La révolution ne sera pas télévisée
Effectivement, lorsque l’on s’estime oppressé ou empêché par un système en place, et que l’on veut en changer, on y parvient rarement en utilisant docilement les règles dudit système.
Ainsi les sans-culottes qui voulaient renverser la monarchie en 1789 n’ont pas attendu que l’un des leurs devienne roi à son tour pour changer la monarchie de l’intérieur. Les suffragettes n’ont pas voté pour un homme qui voudrait bien leur accorder le droit de vote.
La manifestation d’un désaccord de principe passe nécessairement par la démonstration publique des paradoxes insurmontables du système en place. Ce que d’aucuns, malcomprenants, ont appelé la « bordelisation » de l’Assemblée Nationale.
La démonstration étant maintenant faite qu’un gouvernement macroniste lepeno-compatible ne peut pas être soutenu suffisamment longtemps, il reste à démontrer qu’un gouvernement macroniste soutenu à la fois par le PS et LR tombera à son tour, s’il parvient seulement à exister. Et au vu des premières tractations en ce sens, c’est pas gagné !
Et après ?
Si Macron était aussi rationnel qu’il essaie de nous le faire croire à chaque intervention télévisée où il nous explique que c’est nous les cons, il se rendrait à l’évidence : ni cette assemblée, ni vraisemblablement les suivantes ne seront plus jamais en mesure de dégager une majorité pour gouverner sereinement. S’il ne souhaite pas lui-même changer de Constitution, qu’il laisse à d’autres le soin de le faire, on ne lui en voudra pas, promis.
Mais dans le monde imaginaire de notre pseudo-monarque, tous les cheminots gagnent 4000€ net par mois, les coiffeuses émargent à 5200€ par mois (comme celle de Brigitte Macron), il n’y a donc pas lieu de changer quoi que ce soit.
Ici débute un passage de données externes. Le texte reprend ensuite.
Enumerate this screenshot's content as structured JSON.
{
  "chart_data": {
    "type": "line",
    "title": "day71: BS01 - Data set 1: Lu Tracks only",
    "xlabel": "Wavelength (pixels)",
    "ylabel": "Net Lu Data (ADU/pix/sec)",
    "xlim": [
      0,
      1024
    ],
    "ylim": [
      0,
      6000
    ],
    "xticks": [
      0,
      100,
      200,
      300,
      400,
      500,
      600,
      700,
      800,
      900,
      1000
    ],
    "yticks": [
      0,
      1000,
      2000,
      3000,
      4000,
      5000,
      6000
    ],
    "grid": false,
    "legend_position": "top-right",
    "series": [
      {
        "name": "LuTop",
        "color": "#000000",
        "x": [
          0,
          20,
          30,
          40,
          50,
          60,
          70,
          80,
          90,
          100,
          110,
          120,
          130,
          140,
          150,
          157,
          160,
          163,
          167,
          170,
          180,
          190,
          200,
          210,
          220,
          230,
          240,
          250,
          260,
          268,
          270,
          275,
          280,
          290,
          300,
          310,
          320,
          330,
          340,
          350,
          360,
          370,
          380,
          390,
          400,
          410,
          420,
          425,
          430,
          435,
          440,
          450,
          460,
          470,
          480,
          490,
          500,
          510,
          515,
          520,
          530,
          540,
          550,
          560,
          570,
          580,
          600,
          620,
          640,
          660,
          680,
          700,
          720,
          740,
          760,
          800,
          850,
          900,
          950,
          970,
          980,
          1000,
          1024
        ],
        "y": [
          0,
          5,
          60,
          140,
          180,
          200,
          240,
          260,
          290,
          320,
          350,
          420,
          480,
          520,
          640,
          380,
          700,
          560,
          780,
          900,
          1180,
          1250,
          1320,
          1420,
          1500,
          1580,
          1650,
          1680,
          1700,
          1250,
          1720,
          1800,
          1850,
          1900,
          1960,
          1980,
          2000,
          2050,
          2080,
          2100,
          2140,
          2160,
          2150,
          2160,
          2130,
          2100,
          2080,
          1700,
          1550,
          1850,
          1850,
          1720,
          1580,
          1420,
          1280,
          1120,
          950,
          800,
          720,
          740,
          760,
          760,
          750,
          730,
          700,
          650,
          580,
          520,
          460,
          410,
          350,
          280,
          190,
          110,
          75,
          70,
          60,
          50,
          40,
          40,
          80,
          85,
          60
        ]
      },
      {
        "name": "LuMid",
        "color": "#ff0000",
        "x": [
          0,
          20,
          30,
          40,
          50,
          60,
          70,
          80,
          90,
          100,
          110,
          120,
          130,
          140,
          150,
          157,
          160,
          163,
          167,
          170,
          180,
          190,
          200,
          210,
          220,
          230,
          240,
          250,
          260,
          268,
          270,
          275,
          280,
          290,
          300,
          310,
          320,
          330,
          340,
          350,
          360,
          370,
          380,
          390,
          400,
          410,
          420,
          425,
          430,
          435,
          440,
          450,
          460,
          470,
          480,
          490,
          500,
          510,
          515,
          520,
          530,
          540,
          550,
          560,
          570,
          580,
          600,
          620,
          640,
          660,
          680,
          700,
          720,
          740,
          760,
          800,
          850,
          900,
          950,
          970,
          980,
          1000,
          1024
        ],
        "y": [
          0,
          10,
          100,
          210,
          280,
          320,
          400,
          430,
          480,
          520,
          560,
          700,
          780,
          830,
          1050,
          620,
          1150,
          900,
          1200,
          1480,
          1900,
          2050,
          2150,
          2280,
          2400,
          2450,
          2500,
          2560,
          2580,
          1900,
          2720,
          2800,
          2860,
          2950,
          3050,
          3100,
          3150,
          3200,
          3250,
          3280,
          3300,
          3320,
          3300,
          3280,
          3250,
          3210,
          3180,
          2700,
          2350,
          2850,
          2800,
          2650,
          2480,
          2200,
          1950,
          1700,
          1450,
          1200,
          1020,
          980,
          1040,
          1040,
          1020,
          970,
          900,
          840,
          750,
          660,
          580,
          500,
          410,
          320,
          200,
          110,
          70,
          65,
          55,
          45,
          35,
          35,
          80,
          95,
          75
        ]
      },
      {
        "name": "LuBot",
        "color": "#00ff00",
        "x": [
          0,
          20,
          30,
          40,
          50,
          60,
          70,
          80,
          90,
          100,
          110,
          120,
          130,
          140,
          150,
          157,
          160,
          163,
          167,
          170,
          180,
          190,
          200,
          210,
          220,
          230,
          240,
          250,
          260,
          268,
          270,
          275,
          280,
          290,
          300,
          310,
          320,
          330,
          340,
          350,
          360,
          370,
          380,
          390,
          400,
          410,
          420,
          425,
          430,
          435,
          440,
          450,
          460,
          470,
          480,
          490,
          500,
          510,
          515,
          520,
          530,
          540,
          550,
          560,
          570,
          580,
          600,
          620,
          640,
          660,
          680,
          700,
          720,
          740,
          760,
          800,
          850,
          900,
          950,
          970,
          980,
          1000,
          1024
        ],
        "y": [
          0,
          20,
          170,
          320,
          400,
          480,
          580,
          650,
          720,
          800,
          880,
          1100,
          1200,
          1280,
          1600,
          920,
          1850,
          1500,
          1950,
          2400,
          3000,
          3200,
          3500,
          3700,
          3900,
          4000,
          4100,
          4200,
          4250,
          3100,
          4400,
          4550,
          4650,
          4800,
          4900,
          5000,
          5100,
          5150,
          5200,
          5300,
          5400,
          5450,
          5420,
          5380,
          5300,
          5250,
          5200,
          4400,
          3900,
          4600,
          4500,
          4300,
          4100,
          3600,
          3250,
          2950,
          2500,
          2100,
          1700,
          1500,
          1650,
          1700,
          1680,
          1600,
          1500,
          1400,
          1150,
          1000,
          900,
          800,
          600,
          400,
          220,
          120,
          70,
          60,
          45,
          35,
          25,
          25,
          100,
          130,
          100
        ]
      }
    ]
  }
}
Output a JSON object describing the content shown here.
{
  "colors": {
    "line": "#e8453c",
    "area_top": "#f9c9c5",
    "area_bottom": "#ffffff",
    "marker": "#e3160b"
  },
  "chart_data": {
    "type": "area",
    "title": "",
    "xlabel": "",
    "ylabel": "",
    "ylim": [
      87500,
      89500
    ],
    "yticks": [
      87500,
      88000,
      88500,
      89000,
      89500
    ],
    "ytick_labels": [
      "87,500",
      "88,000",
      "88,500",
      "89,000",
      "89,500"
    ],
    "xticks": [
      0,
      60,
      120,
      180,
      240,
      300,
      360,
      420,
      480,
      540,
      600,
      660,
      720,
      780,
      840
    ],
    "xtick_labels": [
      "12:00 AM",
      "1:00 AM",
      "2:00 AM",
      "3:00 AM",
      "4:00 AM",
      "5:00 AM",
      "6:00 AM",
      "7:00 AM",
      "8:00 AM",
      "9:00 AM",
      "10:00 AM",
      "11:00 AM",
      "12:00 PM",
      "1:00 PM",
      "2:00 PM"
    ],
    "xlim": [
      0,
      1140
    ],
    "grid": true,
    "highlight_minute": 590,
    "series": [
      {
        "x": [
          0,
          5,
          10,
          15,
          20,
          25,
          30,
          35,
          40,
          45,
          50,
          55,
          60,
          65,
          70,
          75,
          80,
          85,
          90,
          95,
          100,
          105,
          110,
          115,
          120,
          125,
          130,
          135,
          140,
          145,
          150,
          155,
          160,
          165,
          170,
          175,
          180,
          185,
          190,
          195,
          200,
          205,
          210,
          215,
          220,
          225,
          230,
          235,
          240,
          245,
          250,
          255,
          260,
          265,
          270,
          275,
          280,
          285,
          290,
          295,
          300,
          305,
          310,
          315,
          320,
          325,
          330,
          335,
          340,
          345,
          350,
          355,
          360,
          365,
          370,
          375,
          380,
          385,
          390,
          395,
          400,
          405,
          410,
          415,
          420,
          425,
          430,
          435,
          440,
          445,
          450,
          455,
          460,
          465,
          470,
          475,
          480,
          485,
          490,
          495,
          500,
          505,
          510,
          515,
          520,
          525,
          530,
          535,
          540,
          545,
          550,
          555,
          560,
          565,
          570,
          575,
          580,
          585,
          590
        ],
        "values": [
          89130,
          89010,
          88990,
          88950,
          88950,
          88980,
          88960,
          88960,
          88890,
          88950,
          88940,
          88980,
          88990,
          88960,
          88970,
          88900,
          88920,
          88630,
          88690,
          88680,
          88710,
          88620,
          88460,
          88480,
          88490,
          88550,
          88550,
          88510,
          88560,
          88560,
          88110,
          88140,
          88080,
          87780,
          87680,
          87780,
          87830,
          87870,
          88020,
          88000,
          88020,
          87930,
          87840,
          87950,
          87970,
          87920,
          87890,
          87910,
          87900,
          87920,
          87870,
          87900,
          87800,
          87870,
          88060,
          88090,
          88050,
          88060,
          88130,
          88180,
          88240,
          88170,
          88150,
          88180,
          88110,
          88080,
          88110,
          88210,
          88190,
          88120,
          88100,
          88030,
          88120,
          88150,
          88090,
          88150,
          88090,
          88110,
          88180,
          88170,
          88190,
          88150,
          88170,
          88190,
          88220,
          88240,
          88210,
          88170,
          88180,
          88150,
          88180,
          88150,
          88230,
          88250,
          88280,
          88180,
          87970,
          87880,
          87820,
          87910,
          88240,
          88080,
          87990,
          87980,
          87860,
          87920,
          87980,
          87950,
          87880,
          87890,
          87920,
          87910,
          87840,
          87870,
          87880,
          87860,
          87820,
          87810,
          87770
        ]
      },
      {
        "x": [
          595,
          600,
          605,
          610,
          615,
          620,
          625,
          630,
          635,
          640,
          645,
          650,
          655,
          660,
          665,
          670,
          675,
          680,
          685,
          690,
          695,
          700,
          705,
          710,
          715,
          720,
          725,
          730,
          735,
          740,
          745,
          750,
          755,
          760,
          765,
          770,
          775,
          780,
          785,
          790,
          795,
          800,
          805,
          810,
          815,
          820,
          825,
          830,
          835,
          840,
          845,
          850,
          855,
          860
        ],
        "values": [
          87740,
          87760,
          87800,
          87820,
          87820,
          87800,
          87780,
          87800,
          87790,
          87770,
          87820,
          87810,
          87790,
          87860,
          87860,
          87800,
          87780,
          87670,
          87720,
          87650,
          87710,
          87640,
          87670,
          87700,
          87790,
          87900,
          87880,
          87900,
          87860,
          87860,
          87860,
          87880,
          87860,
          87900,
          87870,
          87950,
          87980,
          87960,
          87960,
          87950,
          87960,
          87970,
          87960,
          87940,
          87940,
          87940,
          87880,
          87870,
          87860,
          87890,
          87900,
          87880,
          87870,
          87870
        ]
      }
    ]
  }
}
Pourtant seul le président aurait le pouvoir de sortir de la crise par le haut en provoquant, par exemple, un référendum pour la mise en place d’une Constituante. Curieusement, personne n’évoque cette porte de sortie, pas même Mélenchon qui devrait pourtant y penser et s’en servir comme bélier pour enfoncer la porte du château, sans avoir à compter sur une assemblée plutôt divisée à son sujet.
L’autre alternative serait que le peuple prenne les choses en mains lui-même, mais dans cette hypothèse on ne gardera de la bordelisation de l’assemblée que le souvenir gentillet d’un débat cordial entre gens de bonnes familles. Il va falloir être plus méchant.